Há duas semanas li nos jornais da cidade que uma mulher vestida de azul, de aspecto ossudo, com ares de bruxa, uma mulher que poderia facilmente ser minha tia, os olhos igualmente azuis, mas um azul esmaecido, já perto de se apagar por inteiro, essa mulher veio do interior do estado, uma distância imensa, portanto, e, de frente para o mar, mexeu mãos e braços e sacudiu cabelos na tentativa de impedir que fôssemos todos varridos do mapa por uma onda gigante.
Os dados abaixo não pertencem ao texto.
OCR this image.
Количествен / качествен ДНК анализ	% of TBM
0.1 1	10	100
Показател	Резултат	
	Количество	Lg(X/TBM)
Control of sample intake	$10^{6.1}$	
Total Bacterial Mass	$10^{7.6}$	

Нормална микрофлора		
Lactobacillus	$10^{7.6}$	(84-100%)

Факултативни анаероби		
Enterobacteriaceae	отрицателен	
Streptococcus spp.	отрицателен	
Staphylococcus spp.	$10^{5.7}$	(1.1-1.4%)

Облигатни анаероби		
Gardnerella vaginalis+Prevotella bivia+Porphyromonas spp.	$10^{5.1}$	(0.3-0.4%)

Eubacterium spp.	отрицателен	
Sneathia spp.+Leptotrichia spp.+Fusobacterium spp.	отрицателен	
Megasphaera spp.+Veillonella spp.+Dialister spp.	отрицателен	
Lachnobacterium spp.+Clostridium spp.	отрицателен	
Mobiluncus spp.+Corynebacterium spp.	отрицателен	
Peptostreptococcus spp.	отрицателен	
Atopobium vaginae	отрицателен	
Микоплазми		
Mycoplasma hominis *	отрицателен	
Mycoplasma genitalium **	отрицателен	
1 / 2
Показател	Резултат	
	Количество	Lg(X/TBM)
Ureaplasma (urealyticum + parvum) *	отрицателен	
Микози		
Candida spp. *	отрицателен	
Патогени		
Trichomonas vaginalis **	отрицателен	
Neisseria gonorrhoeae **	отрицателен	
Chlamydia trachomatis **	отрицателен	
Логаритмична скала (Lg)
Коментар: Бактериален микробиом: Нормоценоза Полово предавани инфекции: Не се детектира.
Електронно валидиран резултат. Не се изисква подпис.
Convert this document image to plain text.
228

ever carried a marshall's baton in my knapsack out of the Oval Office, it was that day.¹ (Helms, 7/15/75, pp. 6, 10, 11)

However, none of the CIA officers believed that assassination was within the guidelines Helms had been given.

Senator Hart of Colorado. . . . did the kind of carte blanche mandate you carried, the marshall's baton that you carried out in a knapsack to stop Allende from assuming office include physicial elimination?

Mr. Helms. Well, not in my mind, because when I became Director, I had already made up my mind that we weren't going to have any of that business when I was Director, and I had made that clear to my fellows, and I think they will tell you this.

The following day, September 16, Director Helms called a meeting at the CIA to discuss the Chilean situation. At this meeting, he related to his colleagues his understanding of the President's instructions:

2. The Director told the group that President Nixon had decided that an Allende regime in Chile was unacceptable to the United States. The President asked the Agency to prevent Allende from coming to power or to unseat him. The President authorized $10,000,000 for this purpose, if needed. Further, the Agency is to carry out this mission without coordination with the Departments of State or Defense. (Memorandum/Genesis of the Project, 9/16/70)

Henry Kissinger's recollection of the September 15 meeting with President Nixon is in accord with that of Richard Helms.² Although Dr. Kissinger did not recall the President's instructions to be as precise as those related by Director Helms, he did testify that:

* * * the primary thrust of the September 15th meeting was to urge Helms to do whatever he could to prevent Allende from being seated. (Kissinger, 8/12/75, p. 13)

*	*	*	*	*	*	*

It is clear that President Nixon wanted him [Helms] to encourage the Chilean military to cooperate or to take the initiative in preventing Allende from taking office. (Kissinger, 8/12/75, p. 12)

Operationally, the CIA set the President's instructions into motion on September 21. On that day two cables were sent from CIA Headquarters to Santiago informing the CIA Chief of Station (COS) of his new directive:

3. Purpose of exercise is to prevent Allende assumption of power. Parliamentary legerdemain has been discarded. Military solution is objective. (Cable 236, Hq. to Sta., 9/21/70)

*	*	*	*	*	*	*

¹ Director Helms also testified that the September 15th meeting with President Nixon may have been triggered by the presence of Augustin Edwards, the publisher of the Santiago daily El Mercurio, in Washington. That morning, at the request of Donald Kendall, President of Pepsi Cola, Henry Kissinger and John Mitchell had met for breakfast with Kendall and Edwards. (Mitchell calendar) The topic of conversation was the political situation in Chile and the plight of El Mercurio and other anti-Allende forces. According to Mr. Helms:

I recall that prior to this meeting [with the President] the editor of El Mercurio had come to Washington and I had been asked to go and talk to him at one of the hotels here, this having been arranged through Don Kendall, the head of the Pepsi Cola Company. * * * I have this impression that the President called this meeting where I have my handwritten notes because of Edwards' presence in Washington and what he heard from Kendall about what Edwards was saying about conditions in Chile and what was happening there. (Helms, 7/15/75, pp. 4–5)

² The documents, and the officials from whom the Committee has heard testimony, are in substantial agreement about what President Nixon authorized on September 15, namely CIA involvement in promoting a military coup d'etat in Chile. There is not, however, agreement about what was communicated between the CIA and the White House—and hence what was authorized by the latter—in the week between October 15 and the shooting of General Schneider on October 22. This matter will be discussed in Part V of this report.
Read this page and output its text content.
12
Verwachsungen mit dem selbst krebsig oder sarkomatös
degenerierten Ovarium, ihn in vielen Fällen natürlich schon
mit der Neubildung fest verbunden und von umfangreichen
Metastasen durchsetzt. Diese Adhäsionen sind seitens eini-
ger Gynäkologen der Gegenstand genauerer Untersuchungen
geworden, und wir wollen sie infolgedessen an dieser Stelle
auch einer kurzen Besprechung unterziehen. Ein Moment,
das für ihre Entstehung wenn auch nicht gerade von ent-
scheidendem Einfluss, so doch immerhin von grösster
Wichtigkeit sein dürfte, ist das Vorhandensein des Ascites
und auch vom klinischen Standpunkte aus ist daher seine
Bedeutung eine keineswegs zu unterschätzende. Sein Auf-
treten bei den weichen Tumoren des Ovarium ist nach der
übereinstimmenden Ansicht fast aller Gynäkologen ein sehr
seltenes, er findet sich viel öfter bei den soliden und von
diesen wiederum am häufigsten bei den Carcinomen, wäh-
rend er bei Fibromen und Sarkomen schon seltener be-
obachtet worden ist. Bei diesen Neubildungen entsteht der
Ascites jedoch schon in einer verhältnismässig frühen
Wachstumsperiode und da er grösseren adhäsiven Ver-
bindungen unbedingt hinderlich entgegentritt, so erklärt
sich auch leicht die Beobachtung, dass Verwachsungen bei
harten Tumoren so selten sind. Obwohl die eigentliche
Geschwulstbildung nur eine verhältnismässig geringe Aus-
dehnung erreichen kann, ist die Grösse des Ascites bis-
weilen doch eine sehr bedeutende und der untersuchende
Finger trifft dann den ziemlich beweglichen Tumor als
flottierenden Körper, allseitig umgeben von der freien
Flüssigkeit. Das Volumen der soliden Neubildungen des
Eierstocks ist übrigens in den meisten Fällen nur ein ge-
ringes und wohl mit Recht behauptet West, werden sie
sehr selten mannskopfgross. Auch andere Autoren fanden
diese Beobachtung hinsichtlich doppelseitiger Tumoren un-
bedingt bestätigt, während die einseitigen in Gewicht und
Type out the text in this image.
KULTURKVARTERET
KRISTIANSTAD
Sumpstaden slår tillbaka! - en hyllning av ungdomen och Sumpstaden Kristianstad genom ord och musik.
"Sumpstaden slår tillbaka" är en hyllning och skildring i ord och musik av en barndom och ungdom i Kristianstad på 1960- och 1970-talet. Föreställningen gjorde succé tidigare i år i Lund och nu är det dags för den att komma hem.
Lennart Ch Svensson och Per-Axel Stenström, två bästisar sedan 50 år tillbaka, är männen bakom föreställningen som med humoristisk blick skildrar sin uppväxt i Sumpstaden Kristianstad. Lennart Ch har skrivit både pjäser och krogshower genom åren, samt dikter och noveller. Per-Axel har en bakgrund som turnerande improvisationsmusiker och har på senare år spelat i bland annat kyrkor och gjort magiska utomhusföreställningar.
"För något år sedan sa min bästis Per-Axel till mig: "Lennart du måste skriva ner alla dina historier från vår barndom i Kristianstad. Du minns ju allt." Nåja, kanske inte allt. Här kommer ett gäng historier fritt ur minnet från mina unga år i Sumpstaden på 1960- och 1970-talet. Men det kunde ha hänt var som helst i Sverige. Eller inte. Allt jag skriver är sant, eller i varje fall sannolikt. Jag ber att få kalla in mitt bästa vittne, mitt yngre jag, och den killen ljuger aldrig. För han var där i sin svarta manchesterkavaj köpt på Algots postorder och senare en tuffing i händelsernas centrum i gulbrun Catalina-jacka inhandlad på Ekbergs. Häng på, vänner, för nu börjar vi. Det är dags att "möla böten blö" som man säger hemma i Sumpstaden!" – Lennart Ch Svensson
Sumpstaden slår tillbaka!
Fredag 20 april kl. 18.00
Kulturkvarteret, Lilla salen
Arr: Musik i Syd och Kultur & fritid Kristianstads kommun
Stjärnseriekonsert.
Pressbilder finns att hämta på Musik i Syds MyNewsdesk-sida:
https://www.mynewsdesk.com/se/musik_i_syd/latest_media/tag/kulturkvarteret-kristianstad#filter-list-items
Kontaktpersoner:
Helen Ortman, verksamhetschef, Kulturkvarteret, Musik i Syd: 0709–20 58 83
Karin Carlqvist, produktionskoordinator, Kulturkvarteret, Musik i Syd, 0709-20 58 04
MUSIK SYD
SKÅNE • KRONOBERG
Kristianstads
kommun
Somos gratos a essa mulher que não foi paga para nos livrar da morte, do desterro, da abundância nociva da água, mas, pensando bem, por que essa mulher, que mora tão longe, quase noutro estado, por que razão ela resolveu, muito intimamente, que valeria a pena impedir essa onda gigante que chegaria à costa da capital do Ceará apenas em 2013, daqui a bons três meses, em dia, hora e data imprecisos?

Não é uma pergunta retórica, apenas gostaria de entender as bobinas que movimentam a cabeça dessa mulher de natureza aparentemente frágil, que, em intervalo de tempo inferior ao de uma hora, afastou uma torre d’água cuja força poria abaixo os arranha-céus da orla de Fortaleza e, não apenas, o Dragão do Mar, os cinemas, o Bixiga, o Amicis, o Órbita, o seminário da Prainha, as bancas de revistas, os trailers de cachorro quente, o Estoril, as praças, o Extra da Aguanambi, o quartel da PM, o que encontrasse pela frente essa torre d’água destruiria sem pestanejar, e talvez tivesse também boas razões para tanto.

Quem tem mais razão nessa batalha, porém, é algo interdito, é decisão que jamais saberemos de todo. O que governa essa vontade, era apenas o que queria entender, por que essa onda viria, da mesma forma.